Append Only Models with NHibernate

time to read 5 min | 992 words

I mentioned that using an append only model isn’t just an infrastructure choice, it has a big effect on your API and your general approach to working with your model.

Let us look at a typical example of change the martial status of an employee:

// transaction is opened before method by the infrastructure
public void Consume(ChangeMaritalStatus msg)
{
var emp = Session.Get<Employee>(msg.EmployeeId);
emp.ChangeMaritalStatus(msg.NewMaritalStatus, msg.MaybeNewSurname);
}
/*
transaction is committed here and changes are flushed to the database
by the infrastructure
*/

As you can see, using this approach, this will issue an update statement from NHibernate. This is a typical model for using NHibernate.

Next, let us look at the same action, using an append only model:

// transaction is opened before method by the infrastructure
public void Consume(ChangeMaritalStatus msg)
{
var emp = Session.GetLatest<Employee>(msg.EmployeeId);
var newEmpVersion = emp.ChangeMaritalStatus(msg.NewMaritalStatus, msg.MaybeNewSurname);
Session.Save(newEmpVersion)
}
/*
transaction is committed here and changes are flushed to the database
by the infrastructure
*/

Notice what is going on in here. We changed two major things, first, we moved from just using a Get<Employee>(), an NHibernate method, to using GetLatest<Employee>(), which is an extension method. Second, where before we relied on NHibernate’s change tracking to do the deed for us, now we get a new version from the method and we save it explicitly.
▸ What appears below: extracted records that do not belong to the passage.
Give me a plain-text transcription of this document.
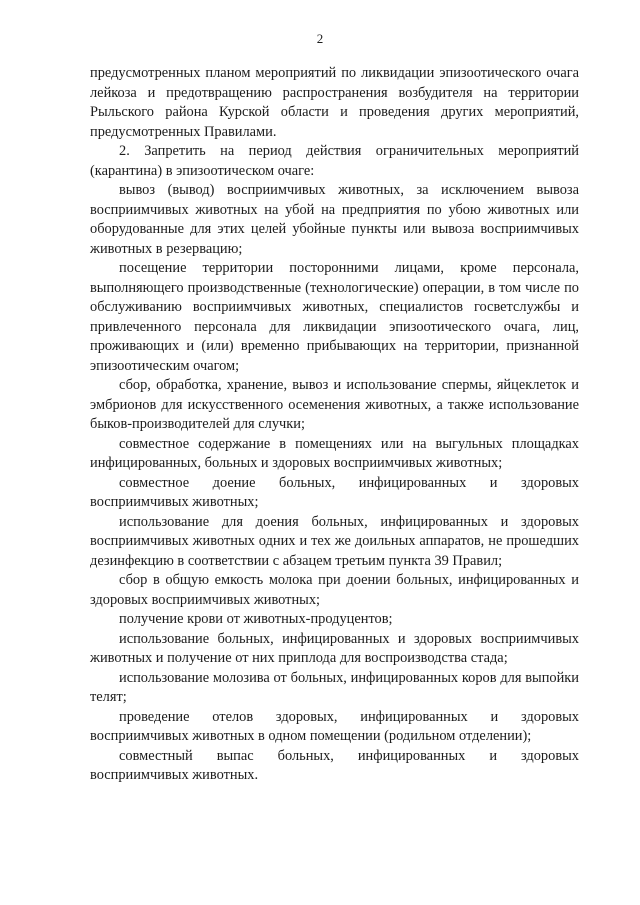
2

предусмотренных планом мероприятий по ликвидации эпизоотического очага лейкоза и предотвращению распространения возбудителя на территории Рыльского района Курской области и проведения других мероприятий, предусмотренных Правилами.

2. Запретить на период действия ограничительных мероприятий (карантина) в эпизоотическом очаге:

вывоз (вывод) восприимчивых животных, за исключением вывоза восприимчивых животных на убой на предприятия по убою животных или оборудованные для этих целей убойные пункты или вывоза восприимчивых животных в резервацию;

посещение территории посторонними лицами, кроме персонала, выполняющего производственные (технологические) операции, в том числе по обслуживанию восприимчивых животных, специалистов госветслужбы и привлеченного персонала для ликвидации эпизоотического очага, лиц, проживающих и (или) временно прибывающих на территории, признанной эпизоотическим очагом;

сбор, обработка, хранение, вывоз и использование спермы, яйцеклеток и эмбрионов для искусственного осеменения животных, а также использование быков-производителей для случки;

совместное содержание в помещениях или на выгульных площадках инфицированных, больных и здоровых восприимчивых животных;

совместное доение больных, инфицированных и здоровых восприимчивых животных;

использование для доения больных, инфицированных и здоровых восприимчивых животных одних и тех же доильных аппаратов, не прошедших дезинфекцию в соответствии с абзацем третьим пункта 39 Правил;

сбор в общую емкость молока при доении больных, инфицированных и здоровых восприимчивых животных;

получение крови от животных-продуцентов;

использование больных, инфицированных и здоровых восприимчивых животных и получение от них приплода для воспроизводства стада;

использование молозива от больных, инфицированных коров для выпойки телят;

проведение отелов здоровых, инфицированных и здоровых восприимчивых животных в одном помещении (родильном отделении);

совместный выпас больных, инфицированных и здоровых восприимчивых животных.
If it reminds you of the functional model, this is accurate, in the append only model, data truly may not change, any update is just a copy of the old data plus whatever changes you wish to make.

GetLatest<TEntity> implementation is going to depend on how you actually manage the data in the database. I would usually recommend something like the following table structure:

CREATE TABLE Employees
(
Id bigint not null,
Version int not null,
MaritalStatus int not null,
/*
other columns
*/
PreviousVersion int null,
PRIMARY KEY (Id, Version)
FOREIGN KEY (Id, PreviousVersion) REFERENCES Employees(Id, Version)
)

Some people prefer to use dates for marking the differences between versions, but there are some significant advantages for using a version number. You have no fear of collisions or inaccuracy, which may happen with dates. It is also easier to read something like Employee # 12312/4 rather than Employee # 12312 / 2008-08-01T10:04:49.

You can just turn all queries in the database to something like:

SELECT * FROM Employees this
WHERE Id = 12312 AND Version = (
SELECT max(Version) FROM Employees version
WHERE version.Id = this.Id
)

But this has some problems, it forces a scan of at least part of the table (although it will be at least an index scan, if the DBA is worth anything at all) which is a lot of work. We can probably get far better results by using:

CREATE TABLE LatestVersions
(
Type nvarchar(255) NOT NULL,
Id bigint NOT NULL,
Version int NOT NULL
PRIMARY KEY (Type, Id)
)

SELECT * FROM Employees
WHERE Id = 12312 and Version = (
SELECT Version FROM LatestVersions
WHERE Type = 'Employees' AND LatestVersions.Id = Employees.Id
)

I haven’t run any comparison tests on this, but this is likely to be faster. Regardless, I consider it more elegant.

The GetLatest<TEntity> simply use HQL or Criteria API to make NHibernate perform this query.

I usually also install a pre update event listener that just throws when it encounters an update (which is not allowed in the system).

And yes, beyond these two changes, everything else just flows. You never update, you always get by latest, and that is about it. Well, almost, you also need to make sure that NHibernate creates the primary key properly, by incrementing the version and updating the LatestVersions table. This can be done using an IIDentityGenerator.

There is a side topic that I am not going to discuss right now relating to how you are going to handle the reporting model. This type of model is great for a lot of reasons, versioning, auditing, etc. What is it not great at is reading data.

The problem is that you generally have a model that doesn’t work that well for reading from the database or for showing on the screen. What usually happen is that there is a separate process that is responsible for taking this data and turning that into a more palatable from for reporting purposes (and remember that I consider reporting to be also show me the details screen of employee #12312).

In particular, queries on this type of model are awkward, slow and tend to be annoying in general. I heartily recommends using a separate reporting model.